The king of Marion, Ohio, was born in an average state to average parents and settled in an average town. He had no great intellect. He was a mediocre businessman—work stress (owning a local newspaper) put him in a sanitarium a few times during his 20s—and tricky things like “the economy” and “government” tended to give him headaches. “I am a man of limited talents from a small town,” Harding said, because he wasn’t smart enough to softball it. Teddy Roosevelt would talk at you. Warren Harding would pass the beer nuts.
But it’s better than that. The beauty of Harding is that he was extremely average. Some men are pained by their mediocrity. Harding embraced it, cornered it in a coatroom and made love to it. He wallowed in small-town life: he joined the Freemasons, the Elks, the Odd Fellows, the Hoo Hoos and any other group with a funny hat; he was the leader of the local brass band; and he ran the paper to shamelessly boost local interests. He played baseball, golf and poker like a maniac (he actually won one-third of his newspaper playing cards with a business partner). He married the daughter of Marion’s resident Old Man Potter, and not even for the money.
He was the most awesome and personable regular guy you could ever hope to meet, the Van Wilder of his own life’s campus, the dad outside a PTA meeting who loans you a cigarette and talks about the racks on the teachers. Herbert Hoover called it a “natural genius for geniality.” If you wanted to sit around and figure out the best president to drink with, U.S. Grant would stare in silence. Harding would have that conversation, with gusto.
Even on a national stage in 1920, rather than go to the country, he brought the country to wallow with him. Harding ran America’s last front porch campaign, pitching a “return to normalcy”—in spirit, he invited the (sadly dry) nation over for a beer. They came by the trainload. Today, you can park it on the front step of that very modest porch and have a cold one. They’ll ask you to leave, but before they do, think about the charisma! The virtually unknown Harding, nominated as a fourth or fifth choice and running against another Ohio newspaper man, won the greatest popular-vote victory in presidential history by yelling at the people on his lawn. This is a guy you want to drink with. He was George Bailey minus the bitterness.
Plus a zipper problem! In Marion, they speak of Harding’s “movie star” looks—there weren’t as many movies back then—and apparently he wasn’t afraid to use them. His strategy for courting millions of newly minted female voters was apparently to sleep with as many of them as possible. He slept with his wife’s best friend. He slept with his best friend’s wife. He actually paid off blackmailers to keep things quiet and wrote awful love poems (I love your poise of perfect thighs / When they hold me in paradise).
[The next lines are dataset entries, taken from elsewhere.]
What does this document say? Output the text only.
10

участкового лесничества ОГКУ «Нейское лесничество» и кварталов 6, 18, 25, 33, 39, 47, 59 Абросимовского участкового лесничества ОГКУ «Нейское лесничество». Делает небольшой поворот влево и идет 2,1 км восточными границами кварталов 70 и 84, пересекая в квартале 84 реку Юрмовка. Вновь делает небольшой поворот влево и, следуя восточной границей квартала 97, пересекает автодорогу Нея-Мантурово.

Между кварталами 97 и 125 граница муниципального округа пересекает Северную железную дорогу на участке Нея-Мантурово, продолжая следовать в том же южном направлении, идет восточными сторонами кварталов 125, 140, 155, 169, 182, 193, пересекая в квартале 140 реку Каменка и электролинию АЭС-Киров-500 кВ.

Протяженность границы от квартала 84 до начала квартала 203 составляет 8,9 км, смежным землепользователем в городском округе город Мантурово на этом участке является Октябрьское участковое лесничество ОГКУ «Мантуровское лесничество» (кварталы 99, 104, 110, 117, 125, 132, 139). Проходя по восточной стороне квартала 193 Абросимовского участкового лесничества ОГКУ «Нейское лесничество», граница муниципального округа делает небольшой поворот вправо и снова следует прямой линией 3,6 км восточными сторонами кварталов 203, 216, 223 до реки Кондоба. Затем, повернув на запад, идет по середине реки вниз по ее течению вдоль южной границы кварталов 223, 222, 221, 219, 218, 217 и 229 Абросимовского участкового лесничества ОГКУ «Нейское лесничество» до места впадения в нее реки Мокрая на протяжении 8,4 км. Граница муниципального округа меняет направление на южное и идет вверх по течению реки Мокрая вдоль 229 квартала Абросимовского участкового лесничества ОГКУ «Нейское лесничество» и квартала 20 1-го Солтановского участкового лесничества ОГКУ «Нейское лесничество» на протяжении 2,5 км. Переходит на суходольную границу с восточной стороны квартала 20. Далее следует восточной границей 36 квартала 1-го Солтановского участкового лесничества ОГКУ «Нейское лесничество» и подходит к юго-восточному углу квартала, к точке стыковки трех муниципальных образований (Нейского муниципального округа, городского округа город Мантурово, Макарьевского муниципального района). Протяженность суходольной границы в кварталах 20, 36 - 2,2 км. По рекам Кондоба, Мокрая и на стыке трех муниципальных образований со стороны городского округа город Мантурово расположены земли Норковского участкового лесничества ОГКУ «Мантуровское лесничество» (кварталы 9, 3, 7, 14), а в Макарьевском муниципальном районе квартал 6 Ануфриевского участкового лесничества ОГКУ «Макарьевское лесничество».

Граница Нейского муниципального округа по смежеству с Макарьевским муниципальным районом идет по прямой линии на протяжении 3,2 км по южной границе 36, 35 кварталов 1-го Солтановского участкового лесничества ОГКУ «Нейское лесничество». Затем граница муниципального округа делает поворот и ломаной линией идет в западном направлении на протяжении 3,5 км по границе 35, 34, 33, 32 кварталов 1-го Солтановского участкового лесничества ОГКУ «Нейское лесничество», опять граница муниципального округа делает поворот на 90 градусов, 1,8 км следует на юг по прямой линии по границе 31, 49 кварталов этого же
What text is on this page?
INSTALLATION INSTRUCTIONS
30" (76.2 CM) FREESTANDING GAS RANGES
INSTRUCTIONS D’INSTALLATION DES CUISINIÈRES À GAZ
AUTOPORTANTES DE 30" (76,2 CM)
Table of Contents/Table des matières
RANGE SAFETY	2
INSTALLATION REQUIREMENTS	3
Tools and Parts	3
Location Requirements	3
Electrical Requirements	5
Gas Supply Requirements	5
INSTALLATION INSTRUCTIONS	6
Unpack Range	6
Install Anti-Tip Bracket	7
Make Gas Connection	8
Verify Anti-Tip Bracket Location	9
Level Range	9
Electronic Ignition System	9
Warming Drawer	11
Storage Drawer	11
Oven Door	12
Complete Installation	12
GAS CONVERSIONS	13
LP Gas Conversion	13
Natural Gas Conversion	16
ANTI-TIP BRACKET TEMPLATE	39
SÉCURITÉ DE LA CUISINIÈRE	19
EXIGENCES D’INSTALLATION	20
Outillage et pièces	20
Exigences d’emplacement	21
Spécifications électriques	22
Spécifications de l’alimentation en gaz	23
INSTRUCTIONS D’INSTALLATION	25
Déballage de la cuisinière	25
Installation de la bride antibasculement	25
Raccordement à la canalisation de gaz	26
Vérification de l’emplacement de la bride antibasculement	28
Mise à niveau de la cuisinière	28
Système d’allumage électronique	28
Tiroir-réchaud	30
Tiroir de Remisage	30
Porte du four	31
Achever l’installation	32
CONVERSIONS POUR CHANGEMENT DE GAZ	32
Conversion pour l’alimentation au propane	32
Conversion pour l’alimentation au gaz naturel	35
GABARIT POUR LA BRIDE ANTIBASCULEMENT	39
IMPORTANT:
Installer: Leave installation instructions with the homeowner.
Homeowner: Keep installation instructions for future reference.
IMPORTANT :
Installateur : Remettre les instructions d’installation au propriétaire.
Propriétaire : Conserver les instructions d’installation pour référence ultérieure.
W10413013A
You get the sense, first, that vetting was not even Palinesque in 1920, and second, that he didn’t much like his wife. Florence was sickly, a ball-buster and had hectored him into marriage. She had her own brand of crazy, consulting psychics and that sort of thing. They owned a séance chair, which you can’t just grab at Ikea.
In the moral sense, this is reprehensible. In the drinking buddy sense, it’s phenomenal. The only thing better than a fun, personable drinking buddy is a fun, personable drinking buddy whose messed-up personal life makes you realize how good you have it.
And factor in one last thing: near the end of his life, big-time scandals were about to break. Harding’s friends—the guys he had over to the White House to get drunk and play cards—had stolen millions of dollars. Marital defects aside, he was loyal and trusting of his friends. The betrayal broke his heart, bringing on another anxiety attack that in all likelihood killed him.
This was a guy who would never run out on a check.
And isn’t that the most important thing of all? We might raise a toast to Cleveland or Ford. But Warren—overmatched, disgraced and forgotten Warren—this Billy Beer’s for you.